A future hydrogen economy requires dense, safe, efficient and reversible hydrogen storage materials. Hydrogen as an energy carrier is difficult to store because of the low critical temperature of 33K, i.e. hydrogen is a gas at room temperature. For mobile and in many cases also for stationary applications the volumetric and gravimetric density of hydrogen in a storage material is crucial. Hydrogen can be stored by six different methods and phenomena: high pressure gas cylinders (up to 800 bar), liquid hydrogen in cryogenic tanks (at 21 K), adsorbed hydrogen on materials with a large specific surface area (at T< 100 K), absorbed on interstitial sites in a host metal (at ambient pressure and temperature), chemically bond in covalent and ionic compounds (at ambient pressure), or through oxidation of reactive metals e.g. Li, Na, Mg, Al, Zn with water.
Metal hydrides and complex hydrides exhibit a great volumetric hydrogen density up to 150 kg m-3, which corresponds to more than twice the hydrogen density of liquid hydrogen. Metal hydrides host the hydrogen atoms on interstitial sites. Physically, the hydrogen is described as a lattice gas in the intercalation compound. However, metal hydrides only remain metallic upon hydrogen absorption when the compound consists of a significant amount of transition metals. Therefore, the gravimetric hydrogen density in metallic hydrides is limited to less than 3 mass%. The p-element complex hydrides e.g. M[AlH4]x and M [BH4]x exhibit a gravimetric hydrogen density of up to 20 mass%. Although many such compounds are well known for there chemical behavior very little is known about there physical properties, e.g. structure, thermodynamic stability, electronic structure and hydrogen diffusion.
In this project we propose to investigate the structure and the thermodynamic parameters of a series of pelement complex hydrides boranates (e.g. LiBH4, NaBH4, KBH4, Mg(BH4)2, Ca(BH4)2 and Ti(BH4)3.
Furthermore, the hydrogen sorption mechanism will be investigated. We will combine experimental investigations with theoretical modelling in order to understand the local environment of the hydrogen in the lattice (type of bonding of hydrogen) and to develop a model to describe the stability of the hydrides. The main results will be: 1) The structure and the electronic charge density of the p-element complex hydrides, 2) the stability (Van’t Hoff plot) of the complexes, 3) the hydrogen sorption kinetics (activation energy) 4) the hydrogen sorption mechanism in complex hydrides.

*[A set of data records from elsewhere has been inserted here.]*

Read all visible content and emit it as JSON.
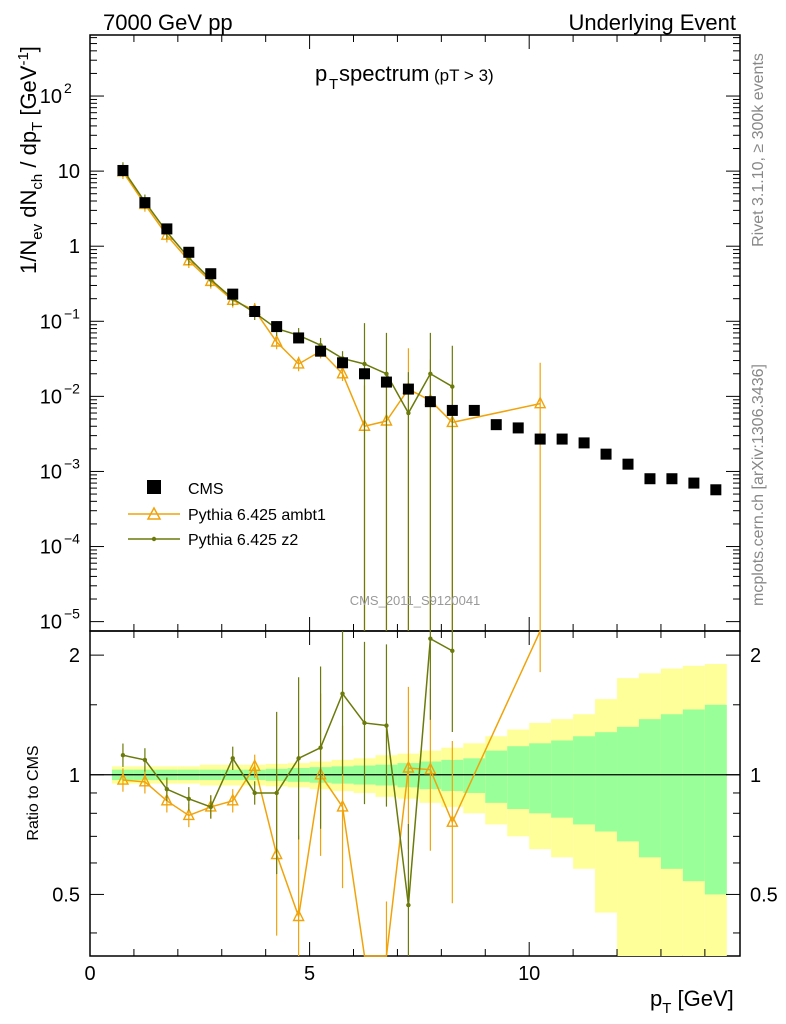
{
  "header": {
    "left": "7000 GeV pp",
    "right": "Underlying Event"
  },
  "side_text": {
    "version": "Rivet 3.1.10, ≥ 300k events",
    "source": "mcplots.cern.ch [arXiv:1306.3436]"
  },
  "title": {
    "main": "p",
    "main_sub": "T",
    "main_rest": " spectrum",
    "cut": "(pT >  3)"
  },
  "watermark": "CMS_2011_S9120041",
  "axes": {
    "ylabel_top": "1/N_ev dN_ch / dp_T [GeV^-1]",
    "ylabel_bottom": "Ratio to CMS",
    "xlabel": "p_T [GeV]",
    "xticks": [
      "0",
      "5",
      "10"
    ],
    "yticks_top": [
      "10^-5",
      "10^-4",
      "10^-3",
      "10^-2",
      "10^-1",
      "1",
      "10",
      "10^2"
    ],
    "yticks_bottom": [
      "0.5",
      "1",
      "2"
    ]
  },
  "colors": {
    "data": "#000000",
    "ambt1": "#f0a30a",
    "z2": "#6b7a0a",
    "band_inner": "#99ff99",
    "band_outer": "#ffff99"
  },
  "chart_data": {
    "type": "scatter",
    "xlim": [
      0,
      14.8
    ],
    "ylim_top": [
      7.5e-06,
      650
    ],
    "ylog_top": true,
    "ylim_bottom": [
      0.35,
      2.3
    ],
    "ylog_bottom": true,
    "x": [
      0.75,
      1.25,
      1.75,
      2.25,
      2.75,
      3.25,
      3.75,
      4.25,
      4.75,
      5.25,
      5.75,
      6.25,
      6.75,
      7.25,
      7.75,
      8.25,
      8.75,
      9.25,
      9.75,
      10.25,
      10.75,
      11.25,
      11.75,
      12.25,
      12.75,
      13.25,
      13.75,
      14.25
    ],
    "legend": [
      {
        "label": "CMS",
        "marker": "square"
      },
      {
        "label": "Pythia 6.425 ambt1",
        "marker": "triangle"
      },
      {
        "label": "Pythia 6.425 z2",
        "marker": "dot"
      }
    ],
    "series": [
      {
        "name": "CMS",
        "values": [
          10.2,
          3.8,
          1.7,
          0.83,
          0.43,
          0.23,
          0.135,
          0.085,
          0.06,
          0.04,
          0.028,
          0.02,
          0.0155,
          0.0125,
          0.0085,
          0.0065,
          0.0065,
          0.0042,
          0.0038,
          0.0027,
          0.0027,
          0.0024,
          0.0017,
          0.00125,
          0.0008,
          0.0008,
          0.0007,
          0.00057
        ]
      },
      {
        "name": "Pythia 6.425 ambt1",
        "x": [
          0.75,
          1.25,
          1.75,
          2.25,
          2.75,
          3.25,
          3.75,
          4.25,
          4.75,
          5.25,
          5.75,
          6.25,
          6.75,
          7.25,
          7.75,
          8.25,
          10.25
        ],
        "values": [
          9.8,
          3.6,
          1.4,
          0.64,
          0.34,
          0.19,
          0.14,
          0.053,
          0.027,
          0.04,
          0.02,
          0.004,
          0.0047,
          0.0125,
          0.0088,
          0.0045,
          0.008
        ],
        "ratio": [
          0.97,
          0.96,
          0.86,
          0.79,
          0.83,
          0.86,
          1.05,
          0.63,
          0.44,
          1.0,
          0.83,
          0.2,
          0.3,
          1.04,
          1.03,
          0.76,
          2.9
        ]
      },
      {
        "name": "Pythia 6.425 z2",
        "x": [
          0.75,
          1.25,
          1.75,
          2.25,
          2.75,
          3.25,
          3.75,
          4.25,
          4.75,
          5.25,
          5.75,
          6.25,
          6.75,
          7.25,
          7.75,
          8.25
        ],
        "values": [
          10.5,
          3.9,
          1.55,
          0.7,
          0.36,
          0.2,
          0.13,
          0.08,
          0.065,
          0.048,
          0.032,
          0.027,
          0.02,
          0.006,
          0.02,
          0.0135
        ],
        "ratio": [
          1.12,
          1.09,
          0.92,
          0.87,
          0.83,
          1.1,
          0.9,
          0.9,
          1.1,
          1.17,
          1.6,
          1.35,
          1.33,
          0.47,
          2.2,
          2.05
        ]
      }
    ],
    "ratio_band": {
      "x_edges": [
        0.5,
        1.0,
        1.5,
        2.0,
        2.5,
        3.0,
        3.5,
        4.0,
        4.5,
        5.0,
        5.5,
        6.0,
        6.5,
        7.0,
        7.5,
        8.0,
        8.5,
        9.0,
        9.5,
        10.0,
        10.5,
        11.0,
        11.5,
        12.0,
        12.5,
        13.0,
        13.5,
        14.0,
        14.5
      ],
      "inner": [
        0.03,
        0.03,
        0.03,
        0.03,
        0.03,
        0.03,
        0.03,
        0.035,
        0.04,
        0.045,
        0.05,
        0.055,
        0.06,
        0.07,
        0.08,
        0.09,
        0.1,
        0.15,
        0.18,
        0.2,
        0.22,
        0.25,
        0.28,
        0.32,
        0.38,
        0.42,
        0.46,
        0.5
      ],
      "outer": [
        0.05,
        0.05,
        0.05,
        0.05,
        0.06,
        0.06,
        0.06,
        0.065,
        0.07,
        0.08,
        0.09,
        0.1,
        0.12,
        0.13,
        0.15,
        0.17,
        0.2,
        0.25,
        0.3,
        0.35,
        0.38,
        0.42,
        0.55,
        0.75,
        0.8,
        0.85,
        0.88,
        0.9
      ]
    }
  }
}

In order to achieve the results we will perform neutron diffraction measurements at SINQ (accepted proposal), X-ray diffraction measurements at SLS (submitted proposal), differential-scanning calorimetry under hydrogen pressure, thermal desorption spectroscopy and X-ray photoelectron spectroscopy. The experimental results will be compared with the theoretical ab-initio calculation on the relaxed structures.
The p-element complex hydrides represent a new and very promising class of hydrides with a gravimetric hydrogen density one order of magnitude greater than what we know from metallic hydrides. The knowledge of the properties of the complex hydrides and the understanding of the hydrogen sorption mechanism will greatly improve the scientific basis of hydrogen storage in solids.